When the modulation amplitude, taken to be 0.1nm, is fixed, different modulation frequencies have slightly different densities of states of electrons. The main difference between the frequencies 0.0nm-1, 5.0nm-1, and 10.0nm-1 is in the conduction band and the density of states of the valence band is the same nearly. It follows that the modulation along the width direction of the ribbon makes a notable impact for the density of states of the conduction band, especially for the high energy band corresponding to the standing wave of the smaller quantum number. In order to reveal the effect of the modulation amplitude on the electronic properties, the energy bands for the different amplitudes are calculated under certain frequency. Fig. 14 shows the band structures of the different amplitudes A=0.0nm, A=0.05nm, and A=0.1nm for an armchair nanoribbon with n=7, where the frequency f is taken to be 10nm-1. When the modulation amplitude A=0.1nm, the band gaps corresponding to frequencies f=0.0nm-1, 5nm-1, and 10nm-1 are 2.580eV, 2.600eV, and 2.666eV, respectively. It seems that the band gaps linearly increase as the frequency increases. In fact, the inflection point of the smallest gap appears at f=6.02nm-1, where the gap is equal to 2.571eV. There are other inflection points of the gap as the frequency increases, but the gaps of these points are big compared to that of the lowest inflection point (see Fig. 15(b)).

Figure 14.

Energy spectra of graphene nanoribbons with width n=7 modulated by sine regime in the direction of the width. The modulation frequency f is taken to be 10 nm 1 and A is the modulation amplitude.

Figure 15.

Energy gaps as a function of the modulation frequency f.


6. Conclusion

We investigated the electronic energy spectra of graphene and its nanoribbon subject to unaxial stress within the tight-binding approach. The unaxial stress can not open the energy gap of graphene at Dirac point K. But compression along the armchair shape edge or extension along the zigzag shape edge will make a small energy gap opened at K point. From this reason, the graphene subject to uniaxial stress still is a semiconductor with the zero-energy gaps. The position of Dirac point will vary as the stress. For the armchair graphene nanoribbon, the tensile or compressive stress not only can transfer the metallicity into the semiconductor, but also have the energy gap increased or decreased and the energy bandwidth widened or narrowed. Therefore, we can use the unaxial stress to control the electronic properties of armchair graphene nanoribbons. In addition, the tubular warping deformation of armchair nanoribbons does not nearly influence on the energy gap, but it is obvious to effect on the bandwidth.

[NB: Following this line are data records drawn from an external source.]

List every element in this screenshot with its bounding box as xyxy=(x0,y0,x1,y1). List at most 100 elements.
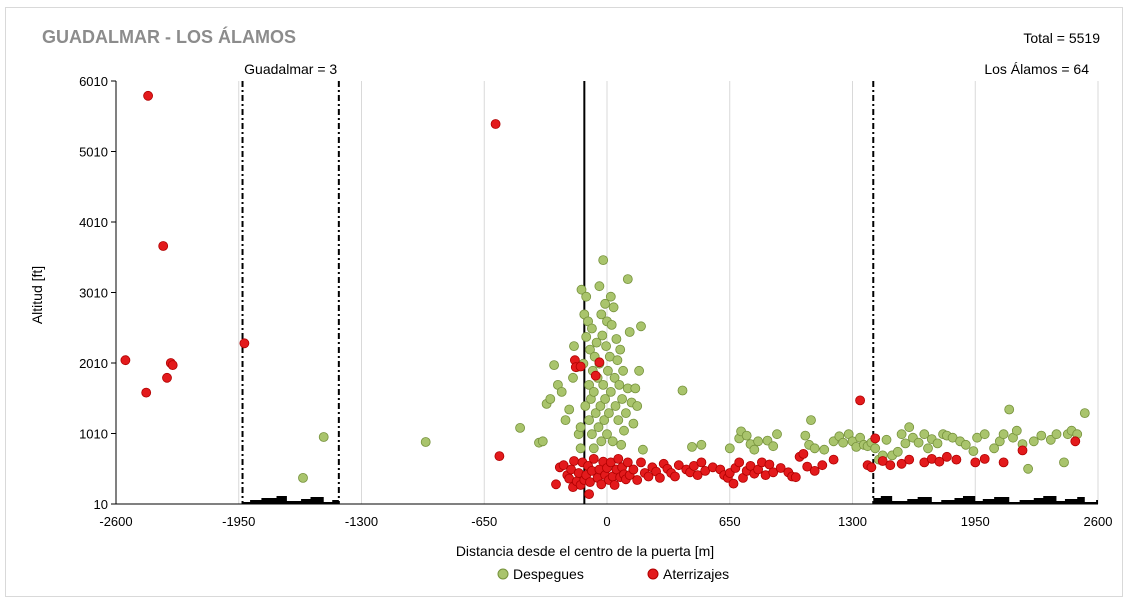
data-point-despegue xyxy=(564,404,575,415)
data-point-despegue xyxy=(593,422,604,433)
y-tick-label: 4010 xyxy=(79,215,108,230)
data-point-despegue xyxy=(612,355,623,366)
data-point-aterrizaje xyxy=(998,457,1009,468)
data-point-aterrizaje xyxy=(558,460,569,471)
data-point-despegue xyxy=(634,365,644,376)
data-point-despegue xyxy=(590,408,601,419)
data-point-aterrizaje xyxy=(1017,445,1028,456)
data-point-despegue xyxy=(556,386,567,397)
x-tick-label: -2600 xyxy=(99,514,132,529)
data-point-despegue xyxy=(1011,425,1022,436)
data-point-despegue xyxy=(580,401,591,411)
data-point-aterrizaje xyxy=(802,461,813,472)
x-tick-label: -1300 xyxy=(345,514,378,529)
data-point-aterrizaje xyxy=(979,453,990,464)
data-point-despegue xyxy=(584,415,594,426)
terrain-layer xyxy=(242,496,1098,504)
data-point-despegue xyxy=(614,379,625,390)
data-point-aterrizaje xyxy=(141,387,152,398)
legend-label-aterrizajes: Aterrizajes xyxy=(663,566,729,582)
data-point-despegue xyxy=(621,408,631,419)
data-point-aterrizaje xyxy=(162,372,172,383)
data-point-despegue xyxy=(603,365,613,376)
data-point-aterrizaje xyxy=(613,453,624,464)
data-point-despegue xyxy=(753,436,763,447)
data-point-aterrizaje xyxy=(855,395,865,406)
data-point-despegue xyxy=(605,291,616,302)
data-point-aterrizaje xyxy=(628,464,639,475)
data-point-despegue xyxy=(596,436,607,447)
data-point-aterrizaje xyxy=(764,459,775,470)
y-tick-label: 1010 xyxy=(79,427,108,442)
data-point-aterrizaje xyxy=(594,357,605,368)
data-point-despegue xyxy=(575,443,586,454)
data-point-aterrizaje xyxy=(585,477,595,488)
data-point-aterrizaje xyxy=(828,454,839,465)
data-point-despegue xyxy=(576,284,587,295)
data-point-despegue xyxy=(979,429,990,440)
data-point-aterrizaje xyxy=(768,467,779,478)
data-point-despegue xyxy=(772,429,782,440)
terrain-profile xyxy=(873,496,1098,504)
data-point-despegue xyxy=(1028,436,1039,447)
data-point-despegue xyxy=(618,365,628,376)
data-point-despegue xyxy=(968,446,979,457)
data-point-despegue xyxy=(800,430,811,441)
data-point-despegue xyxy=(687,441,697,452)
data-point-aterrizaje xyxy=(158,241,169,251)
data-point-aterrizaje xyxy=(866,462,877,473)
data-point-despegue xyxy=(581,291,592,302)
data-point-despegue xyxy=(602,429,612,440)
data-point-despegue xyxy=(545,394,556,404)
data-point-despegue xyxy=(597,330,608,341)
data-point-despegue xyxy=(598,255,609,266)
data-point-aterrizaje xyxy=(588,453,599,464)
data-point-despegue xyxy=(588,443,599,454)
data-point-despegue xyxy=(611,334,622,344)
y-tick-label: 5010 xyxy=(79,145,108,160)
data-point-aterrizaje xyxy=(655,472,665,483)
x-tick-label: 650 xyxy=(719,514,741,529)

In addition, we also studied the periodic modulation of the shape of armchair nanoribbons by sine regime. This modulation can change its electronic properties. For the other modulation manner, we no longer discuss it here.

The advantage of the tight-binding method is that the physical picture is clearer and the calculating process is simpler compared to the first-principles calculations. This method is suitable only for narrow energy bands. Because graphene nanoribbons are the system of wider energy bands, this method has its limitation.